Now, we create a Seurat object. i.e. ```{r message = FALSE, warning = FALSE, eval = requireNamespace("Seurat", quietly = TRUE)} pbmc_small <- CreateSeuratObject(counts = pbmc_raw) ``` ```{r message = FALSE, eval = requireNamespace("Seurat", quietly = TRUE)} is(pbmc_small) ``` Now, we can convert this Seurat object to a `ScPhyloExpressionSet` object using the `ScPhyloExpressionSet_from_seurat()` function. The next part is a bit tricky, as you need to provide the phylorank information in a specific format with the same gene identifiers as that of `pbmc_small`. We will generate **random** phyloranks for each gene as integers. ```{r message = FALSE, eval = requireNamespace("Seurat", quietly = TRUE)} gene_names <- pbmc_small |> rownames() example_phylorank_sc <- setNames(sample(1:10, length(gene_names), replace = TRUE), gene_names) |> as.factor() ``` ```{r message = FALSE, eval = requireNamespace("Seurat", quietly = TRUE)} example_phyex_set_sc <- myTAI::ScPhyloExpressionSet_from_seurat( pbmc_small, strata = example_phylorank_sc) ```

Example of a downstream analysis

Here, we will go a bit deeper and cluster the `pbmc_small` object before integrating this to the `myTAIv2` workflow. ```{r message = FALSE, warning=FALSE, eval = requireNamespace("Seurat", quietly = TRUE)} # example workflow to cluster the single cell data pbmc_small <- Seurat::NormalizeData(pbmc_small) pbmc_small <- Seurat::FindVariableFeatures(pbmc_small, selection.method = "vst", nfeatures = 20) pbmc_small <- Seurat::ScaleData(pbmc_small) pbmc_small <- Seurat::RunPCA(pbmc_small, features = VariableFeatures(object = pbmc_small)) pbmc_small <- Seurat::FindNeighbors(pbmc_small, dims = 1:10) pbmc_small.cluster <- Seurat::FindClusters(pbmc_small, resolution = 0.8) ``` ```{r message = FALSE, eval = requireNamespace("Seurat", quietly = TRUE)} example_phyex_set_sc.cluster <- myTAI::ScPhyloExpressionSet_from_seurat( seurat = pbmc_small.cluster, strata = example_phylorank_sc) ``` Now we have the `ScPhyloExpressionSet` object, ```{r message = FALSE, eval = FALSE} example_phyex_set_sc.cluster ``` ... which you can now plot! ```{r message = FALSE, fig.height=4, fig.width=6, fig.alt="plot signature function output for single cell", dev.args = list(bg = 'transparent'), fig.align='center', eval = requireNamespace("Seurat", quietly = TRUE)} myTAI::plot_signature(example_phyex_set_sc.cluster) ``` ::: {.important} This example used an example Seurat object with a mock phylorank dataset (random gene age assignment) and an example workflow.

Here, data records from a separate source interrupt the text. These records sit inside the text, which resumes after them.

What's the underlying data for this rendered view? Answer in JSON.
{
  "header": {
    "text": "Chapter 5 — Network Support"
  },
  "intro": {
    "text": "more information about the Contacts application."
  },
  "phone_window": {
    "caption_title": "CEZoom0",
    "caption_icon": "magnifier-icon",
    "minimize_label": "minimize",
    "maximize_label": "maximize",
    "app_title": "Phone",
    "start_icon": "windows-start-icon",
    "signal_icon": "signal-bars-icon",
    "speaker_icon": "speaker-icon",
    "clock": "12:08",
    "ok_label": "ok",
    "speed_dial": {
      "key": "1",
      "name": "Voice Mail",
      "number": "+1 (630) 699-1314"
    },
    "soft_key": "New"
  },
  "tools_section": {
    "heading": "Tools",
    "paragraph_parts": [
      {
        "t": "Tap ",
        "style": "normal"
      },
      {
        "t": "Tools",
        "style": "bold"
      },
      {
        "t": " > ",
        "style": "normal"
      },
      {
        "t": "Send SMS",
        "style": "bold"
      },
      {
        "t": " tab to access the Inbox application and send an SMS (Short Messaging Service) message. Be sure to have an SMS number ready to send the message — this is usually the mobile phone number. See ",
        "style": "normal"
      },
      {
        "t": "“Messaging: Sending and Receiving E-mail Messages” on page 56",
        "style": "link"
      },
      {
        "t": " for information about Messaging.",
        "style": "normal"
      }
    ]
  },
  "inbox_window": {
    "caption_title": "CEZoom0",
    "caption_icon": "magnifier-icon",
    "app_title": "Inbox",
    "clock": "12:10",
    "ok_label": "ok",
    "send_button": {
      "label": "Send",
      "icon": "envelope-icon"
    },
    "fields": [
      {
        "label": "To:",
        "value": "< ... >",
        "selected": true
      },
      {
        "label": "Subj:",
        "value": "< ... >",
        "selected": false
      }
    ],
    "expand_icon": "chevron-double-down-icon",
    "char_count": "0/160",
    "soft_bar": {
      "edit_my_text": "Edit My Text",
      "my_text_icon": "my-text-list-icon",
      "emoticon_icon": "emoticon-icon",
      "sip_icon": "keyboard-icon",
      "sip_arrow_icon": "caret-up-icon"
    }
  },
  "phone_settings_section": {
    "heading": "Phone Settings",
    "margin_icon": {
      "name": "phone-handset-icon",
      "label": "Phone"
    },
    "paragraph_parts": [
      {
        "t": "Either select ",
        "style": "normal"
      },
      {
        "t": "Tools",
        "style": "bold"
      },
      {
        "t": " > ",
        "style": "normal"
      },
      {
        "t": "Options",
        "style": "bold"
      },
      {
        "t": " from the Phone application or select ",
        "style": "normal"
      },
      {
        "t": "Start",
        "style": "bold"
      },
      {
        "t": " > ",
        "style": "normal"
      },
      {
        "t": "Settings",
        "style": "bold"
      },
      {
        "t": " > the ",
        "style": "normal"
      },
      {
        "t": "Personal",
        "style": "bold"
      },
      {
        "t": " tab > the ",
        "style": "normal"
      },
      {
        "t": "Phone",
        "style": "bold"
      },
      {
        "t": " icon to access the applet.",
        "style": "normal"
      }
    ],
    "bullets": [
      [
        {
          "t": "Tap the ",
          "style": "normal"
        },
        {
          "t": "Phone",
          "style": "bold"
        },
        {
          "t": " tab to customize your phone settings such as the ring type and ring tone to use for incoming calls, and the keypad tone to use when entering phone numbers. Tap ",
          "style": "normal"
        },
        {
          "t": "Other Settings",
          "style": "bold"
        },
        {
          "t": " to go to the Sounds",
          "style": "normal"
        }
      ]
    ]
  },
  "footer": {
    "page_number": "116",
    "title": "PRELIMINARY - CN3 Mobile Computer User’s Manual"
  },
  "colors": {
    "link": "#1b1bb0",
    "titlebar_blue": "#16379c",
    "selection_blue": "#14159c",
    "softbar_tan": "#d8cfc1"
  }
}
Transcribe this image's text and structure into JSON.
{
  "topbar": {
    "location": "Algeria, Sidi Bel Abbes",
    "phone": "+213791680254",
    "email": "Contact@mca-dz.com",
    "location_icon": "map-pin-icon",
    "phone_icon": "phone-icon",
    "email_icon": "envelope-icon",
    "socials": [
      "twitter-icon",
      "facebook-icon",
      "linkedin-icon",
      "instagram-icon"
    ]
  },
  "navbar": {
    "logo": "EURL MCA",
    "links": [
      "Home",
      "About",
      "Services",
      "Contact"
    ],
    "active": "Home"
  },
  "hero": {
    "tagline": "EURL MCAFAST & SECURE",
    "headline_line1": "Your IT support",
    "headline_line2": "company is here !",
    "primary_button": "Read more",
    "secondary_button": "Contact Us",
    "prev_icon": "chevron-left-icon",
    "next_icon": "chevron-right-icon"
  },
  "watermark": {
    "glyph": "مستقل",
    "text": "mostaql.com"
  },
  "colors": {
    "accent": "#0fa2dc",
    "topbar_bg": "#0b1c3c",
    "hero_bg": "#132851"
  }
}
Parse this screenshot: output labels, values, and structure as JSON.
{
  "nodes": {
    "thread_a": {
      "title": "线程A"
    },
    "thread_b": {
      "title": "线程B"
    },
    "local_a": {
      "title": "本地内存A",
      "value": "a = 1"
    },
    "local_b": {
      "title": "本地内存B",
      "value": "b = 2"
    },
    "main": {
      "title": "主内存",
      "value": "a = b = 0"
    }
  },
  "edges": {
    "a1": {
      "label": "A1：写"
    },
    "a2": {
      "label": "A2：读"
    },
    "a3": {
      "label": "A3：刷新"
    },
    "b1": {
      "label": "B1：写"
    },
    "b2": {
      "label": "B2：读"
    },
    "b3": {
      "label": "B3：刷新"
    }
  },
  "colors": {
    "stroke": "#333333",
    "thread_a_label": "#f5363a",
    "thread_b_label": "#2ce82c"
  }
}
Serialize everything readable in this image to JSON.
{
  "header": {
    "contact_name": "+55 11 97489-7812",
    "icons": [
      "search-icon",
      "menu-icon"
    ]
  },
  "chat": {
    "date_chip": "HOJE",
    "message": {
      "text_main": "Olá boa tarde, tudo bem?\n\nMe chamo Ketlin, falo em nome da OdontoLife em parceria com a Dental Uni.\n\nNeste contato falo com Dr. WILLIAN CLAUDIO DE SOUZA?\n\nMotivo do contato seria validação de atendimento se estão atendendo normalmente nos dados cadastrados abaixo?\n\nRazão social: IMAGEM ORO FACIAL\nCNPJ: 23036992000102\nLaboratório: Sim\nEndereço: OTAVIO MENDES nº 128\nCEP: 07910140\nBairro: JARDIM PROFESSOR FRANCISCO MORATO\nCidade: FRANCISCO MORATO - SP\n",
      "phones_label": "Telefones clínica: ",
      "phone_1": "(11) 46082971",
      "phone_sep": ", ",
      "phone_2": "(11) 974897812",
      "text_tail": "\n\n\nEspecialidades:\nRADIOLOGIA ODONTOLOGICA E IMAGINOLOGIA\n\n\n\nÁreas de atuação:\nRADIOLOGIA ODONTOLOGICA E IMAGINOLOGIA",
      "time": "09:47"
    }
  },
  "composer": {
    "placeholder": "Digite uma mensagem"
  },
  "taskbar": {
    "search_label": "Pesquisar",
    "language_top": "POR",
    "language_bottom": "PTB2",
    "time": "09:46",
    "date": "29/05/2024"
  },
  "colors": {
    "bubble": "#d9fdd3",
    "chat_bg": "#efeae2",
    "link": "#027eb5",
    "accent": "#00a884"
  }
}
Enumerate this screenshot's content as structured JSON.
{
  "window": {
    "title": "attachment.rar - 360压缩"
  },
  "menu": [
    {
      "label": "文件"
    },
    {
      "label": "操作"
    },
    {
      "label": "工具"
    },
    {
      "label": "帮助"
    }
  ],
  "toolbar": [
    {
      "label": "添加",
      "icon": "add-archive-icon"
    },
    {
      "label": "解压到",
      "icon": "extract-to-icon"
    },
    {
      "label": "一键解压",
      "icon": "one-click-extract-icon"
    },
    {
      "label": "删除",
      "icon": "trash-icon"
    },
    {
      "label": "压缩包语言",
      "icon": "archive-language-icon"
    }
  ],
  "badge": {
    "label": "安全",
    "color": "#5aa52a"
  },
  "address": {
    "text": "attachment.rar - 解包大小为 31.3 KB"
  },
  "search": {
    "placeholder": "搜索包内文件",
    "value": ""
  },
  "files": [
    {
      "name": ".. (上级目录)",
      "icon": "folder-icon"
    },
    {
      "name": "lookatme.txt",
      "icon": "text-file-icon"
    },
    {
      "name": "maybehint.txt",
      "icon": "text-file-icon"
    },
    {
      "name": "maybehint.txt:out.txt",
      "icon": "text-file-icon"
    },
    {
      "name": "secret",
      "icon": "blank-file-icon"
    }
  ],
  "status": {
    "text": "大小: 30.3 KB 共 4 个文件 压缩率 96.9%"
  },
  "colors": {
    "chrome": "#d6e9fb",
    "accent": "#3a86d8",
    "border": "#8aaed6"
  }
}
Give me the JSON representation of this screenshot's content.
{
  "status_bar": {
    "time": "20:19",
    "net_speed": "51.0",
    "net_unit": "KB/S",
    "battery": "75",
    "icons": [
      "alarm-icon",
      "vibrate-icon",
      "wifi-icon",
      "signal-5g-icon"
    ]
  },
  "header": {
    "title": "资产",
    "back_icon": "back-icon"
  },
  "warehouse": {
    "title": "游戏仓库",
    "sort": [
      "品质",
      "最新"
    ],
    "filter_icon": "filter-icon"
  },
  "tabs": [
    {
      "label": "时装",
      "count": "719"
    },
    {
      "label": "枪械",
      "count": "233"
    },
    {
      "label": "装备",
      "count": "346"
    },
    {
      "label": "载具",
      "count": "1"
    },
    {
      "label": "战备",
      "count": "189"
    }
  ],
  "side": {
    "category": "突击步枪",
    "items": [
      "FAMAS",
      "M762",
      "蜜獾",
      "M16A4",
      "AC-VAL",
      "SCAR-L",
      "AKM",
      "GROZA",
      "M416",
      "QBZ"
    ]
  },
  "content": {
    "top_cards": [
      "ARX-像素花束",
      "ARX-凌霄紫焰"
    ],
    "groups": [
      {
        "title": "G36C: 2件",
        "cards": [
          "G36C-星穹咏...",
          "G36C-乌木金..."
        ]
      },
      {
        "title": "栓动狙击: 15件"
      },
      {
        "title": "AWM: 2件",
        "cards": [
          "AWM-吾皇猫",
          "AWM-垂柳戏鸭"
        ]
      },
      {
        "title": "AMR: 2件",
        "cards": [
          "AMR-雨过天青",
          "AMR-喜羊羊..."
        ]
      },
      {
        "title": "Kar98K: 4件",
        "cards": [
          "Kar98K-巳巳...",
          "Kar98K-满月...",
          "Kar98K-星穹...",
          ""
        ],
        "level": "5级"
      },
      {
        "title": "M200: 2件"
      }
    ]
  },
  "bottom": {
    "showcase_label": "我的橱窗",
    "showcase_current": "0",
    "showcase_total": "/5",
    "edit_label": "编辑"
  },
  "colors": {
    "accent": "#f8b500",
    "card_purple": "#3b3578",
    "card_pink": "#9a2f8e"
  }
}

In practice, you will have to follow the best standards for single cell RNA-seq data analysis, including quality control, normalisation, and clustering steps. And assign real phylorank information to the genes in your dataset (to do this, see the [phylostratigraphy vignette](phylostratigraphy.html)). :::

## Summary In this section, we have learned how to create `BulkPhyloExpressionSet` and `ScPhyloExpressionSet` objects from raw gene expression data and phylorank information. This object is essential for performing evolutionary transcriptomics analyses using the `myTAI` package, and provides a structured way to store and manipulate evolutionary transcriptomics data, making it easier to perform various analyses and visualisations.